HNW clients tempted back to equities

stock-market/cent/

16 June 2009
| By Caroline Munro |

High-net-worth (HNW) clients who see signs of a market recovery will not shy away from equities, as they see an opportunity to pick up undervalued stocks.

According to a new survey conducted by Datamonitor, client demand is expected to be so strong in the area of direct equities that 44 per cent of the wealth managers questioned said they will invest more resources into these products over the next two years. Wealth managers who serve the financial needs of HNW individuals said they expect over 90 per cent of their clients will demand direct equity investments over the period.

It is expected that wealthy Australians will have the majority of their money invested in equities over the next two years and that HNW clients will have a quarter of their total investment portfolio in equities by 2011.

Datamonitor wealth analyst David Lalich said while these clients have learnt the lessons from the equity crash they will not be discouraged, as they see signs of a recovery.

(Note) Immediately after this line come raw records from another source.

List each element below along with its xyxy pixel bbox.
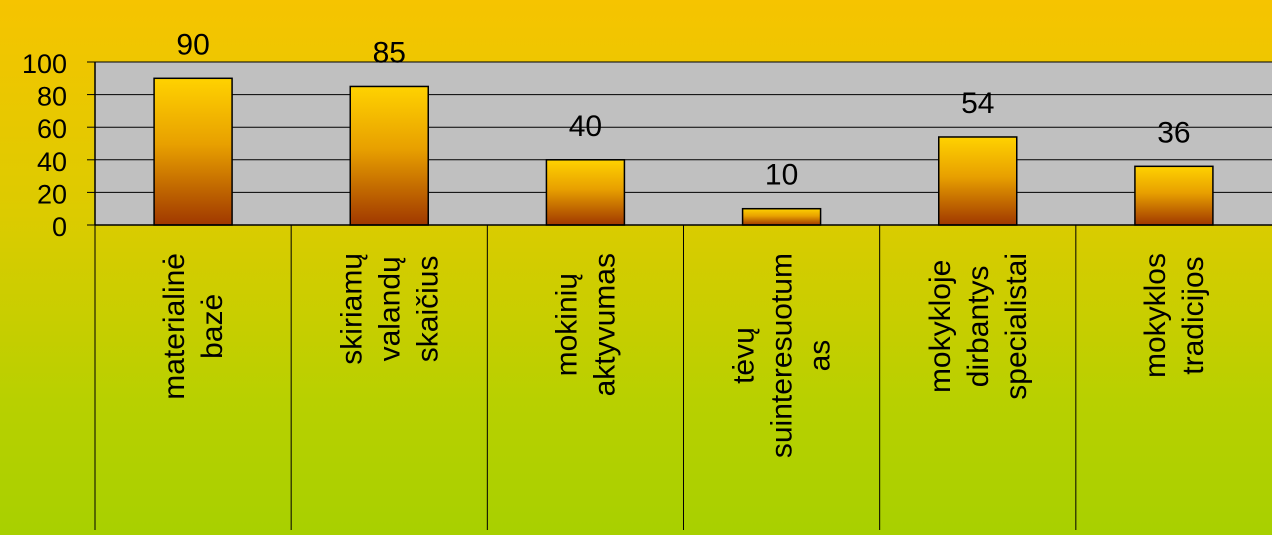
gridlines [95,61,1272,193]
category-label: tėvų suinteresuotum as [728,253,837,458]
data-label: 90 [176,28,209,61]
data-labels: 90 85 40 10 54 36 [176,28,1190,191]
bar [741,207,822,226]
category-labels: materialinė bazė skiriamų valandų skaičius mo… [158,253,1210,458]
category-label: mokyklos tradicijos [1139,253,1210,378]
bar [938,136,1018,226]
data-label: 40 [569,110,602,143]
category-label-line: specialistai [1000,253,1033,400]
y-tick-label: 40 [37,147,67,177]
data-label: 54 [961,87,994,120]
category-label-line: suinteresuotum [766,253,799,458]
category-label-line: skaičius [411,255,444,362]
data-label: 85 [373,36,406,69]
category-label-line: as [804,340,837,372]
data-label: 10 [765,159,798,192]
bar [153,77,233,226]
category-label-line: tradicijos [1177,256,1210,374]
category-label-line: valandų [373,256,406,361]
data-label: 36 [1157,116,1190,149]
category-label-line: mokinių [550,273,583,376]
bar [1134,165,1214,226]
y-tick-label: 60 [37,114,67,144]
category-label: materialinė bazė [158,253,229,400]
category-label-line: bazė [196,294,229,359]
category-label-line: materialinė [158,253,191,400]
bar [545,159,626,226]
bar [349,85,429,226]
category-label: skiriamų valandų skaičius [335,253,444,365]
category-label: mokinių aktyvumas [550,253,621,396]
category-label-line: mokyklos [1139,253,1172,378]
y-tick-label: 20 [37,179,67,209]
category-label-line: tėvų [728,327,761,384]
category-label-line: mokykloje [924,260,957,393]
category-label-line: skiriamų [335,253,368,365]
y-tick-label: 80 [37,82,67,112]
category-label-line: dirbantys [962,266,995,388]
category-label: mokykloje dirbantys specialistai [924,253,1033,400]
plot-area [95,62,1272,225]
category-label-line: aktyvumas [588,253,621,396]
y-tick-label: 100 [22,49,67,79]
bars [153,77,1214,226]
axes [94,62,1272,530]
y-tick-label: 0 [52,212,67,242]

“These are typically opportunistic individuals who want exposure to the best opportunities for growth in the market,” he said.

Australia’s near miss of a technical recession with a growth in gross domestic product of 0.4 per cent for the March 2009 quarter coupled with an increase in confidence as the local stock market increased around 30 per cent from its recent lows has boosted investor confidence.

“There is no certainty that the stock market has bottomed out already, however, there are signs emerging that the worst might be over,” said Lalich.

“Stock prices have fallen so much over the past 18 months that some investors are starting to view them as undervalued.”